Così, esaurito l’effetto sorpresa, le cose per Mosca sono andate di male in peggio e con l’arrivo dei più sofisticati sistemi difensivi che l’occidente ha fornito in sei mesi adesso siamo vicini al tracollo.
Generali che scappano, soldati che uccidono gli ufficiali e si consegnano al nemico, diserzioni in massa, questo è quanto resta dell’orgogliosa Armata Rossa. Un esercito che da febbraio a oggi ha perduto quasi 100 mila uomini, ovvero oltre 12 volte quanti ne ha perduti in dieci anni di occupazione dell’Afghanistan!
Per farla breve, la Russia di Putin in questa guerra non ha solo fatto una gran figura di merda; il danno maggiore è un altro: ha mostrato al mondo la sua debolezza e fragilità militare. Ciò non implicherà certo che gli USA o la Cina si sentano invogliati ad attaccare il gigante coi piedi d’argilla, però questa voglia potrebbe venire all’interno dei confini nazionali. Le spinte indipendentiste che tanto hanno sbandierato e osannato i russi quando si trattava del Donbass del Lugansk, sono invece viste come una spina nel fianco quando si tratta della Georgia e di altre ex-repubbliche sovietiche che hanno abbandonato il grembo della Grande Madre Russia.

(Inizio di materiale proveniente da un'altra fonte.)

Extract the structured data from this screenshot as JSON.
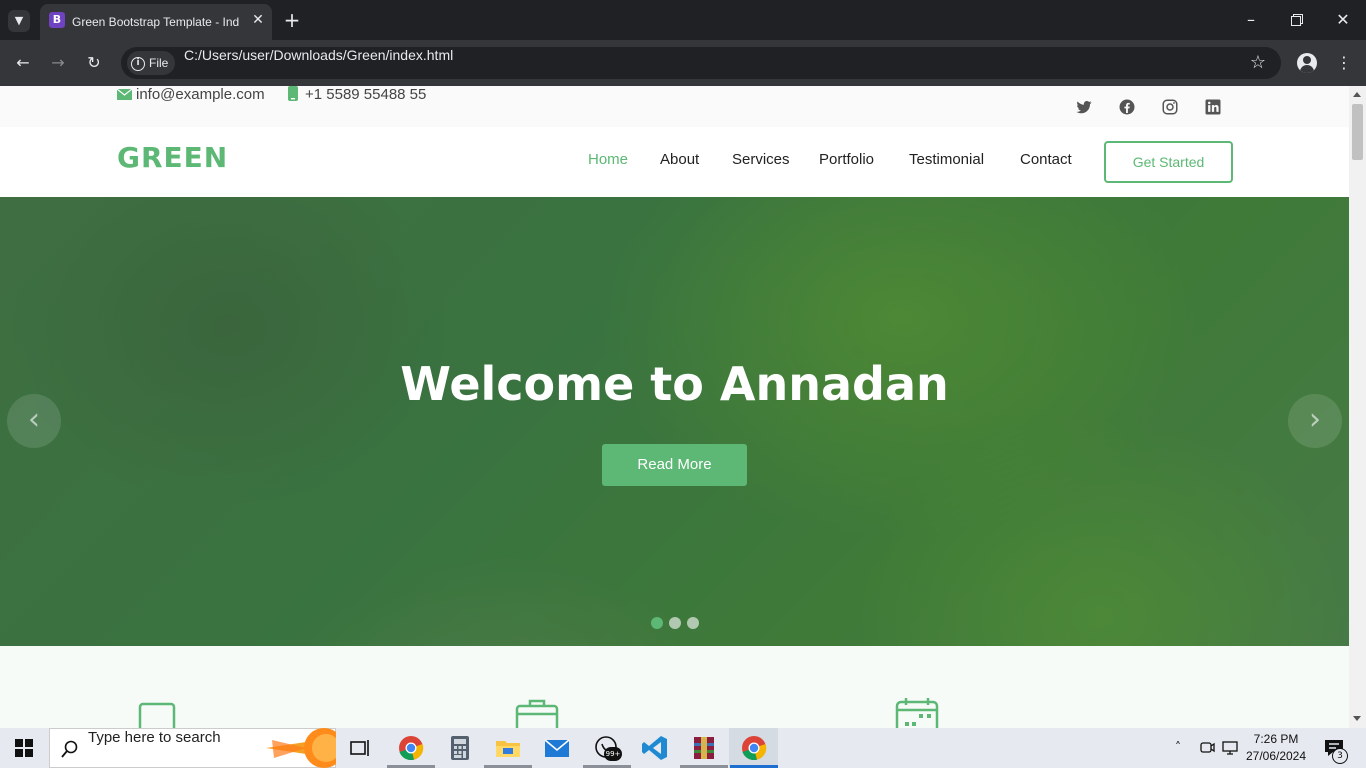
{
  "browser": {
    "tab_title": "Green Bootstrap Template - Ind",
    "tab_favicon": "B",
    "url_chip": "File",
    "url": "C:/Users/user/Downloads/Green/index.html"
  },
  "topbar": {
    "email": "info@example.com",
    "phone": "+1 5589 55488 55",
    "social_icons": [
      "twitter-icon",
      "facebook-icon",
      "instagram-icon",
      "linkedin-icon"
    ]
  },
  "header": {
    "logo": "GREEN",
    "nav": [
      "Home",
      "About",
      "Services",
      "Portfolio",
      "Testimonial",
      "Contact"
    ],
    "active_nav": "Home",
    "cta": "Get Started"
  },
  "hero": {
    "title": "Welcome to Annadan",
    "button": "Read More",
    "slides": 3,
    "active_slide": 1
  },
  "taskbar": {
    "search_placeholder": "Type here to search",
    "time": "7:26 PM",
    "date": "27/06/2024",
    "notification_count": "3",
    "badge_whatsapp": "99+"
  },
  "colors": {
    "accent": "#5cb874",
    "chrome_dark": "#202124",
    "chrome_mid": "#35363a"
  }
}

La dimostrazione di inettitudine militare che ha dato Putin al mondo potrebbe portare a nuove richieste di indipendenza, soprattutto da parte di quelle Repubbliche o di quegli Oblast più lontani e meno contenti del dominio di Mosca, come ad esempio le grandi aree siberiane di Krasnoyarsk, di Irkutsk e della Yakuzia, consce della ricchezza del loro sottosuolo ancora non sfruttato e del fatto di avere un grande cliente dagli occhi a mandorla alle porte di casa. Ma altre regioni potrebbero tentare di svincolarsi, come l’Ossezia del Nord (per i russi Alania), la Cecenia e tutti quegli staterelli che finiscono per -stan, la cui religione islamica mal si concilia con le caratteristiche della federazione russa.
Così è assai probabile che assisteremo nei prossimi mesi a fatti che a febbraio avremmo creduto fantascienza: la sconfitta o il ritiro dell’esercito di Mosca dall’Ucraina e il conseguente inizio dei colloqui di pace, una probabile uscita di scena di Putin, che se sarà fortunato otterrà un lasciapassare per Cuba o per la Nigeria, e un nuovo sbriciolamento – questa volta definitivo – di ciò che resta di quell’impero che Caterina e Pietro il grande costruirono trecento anni fa.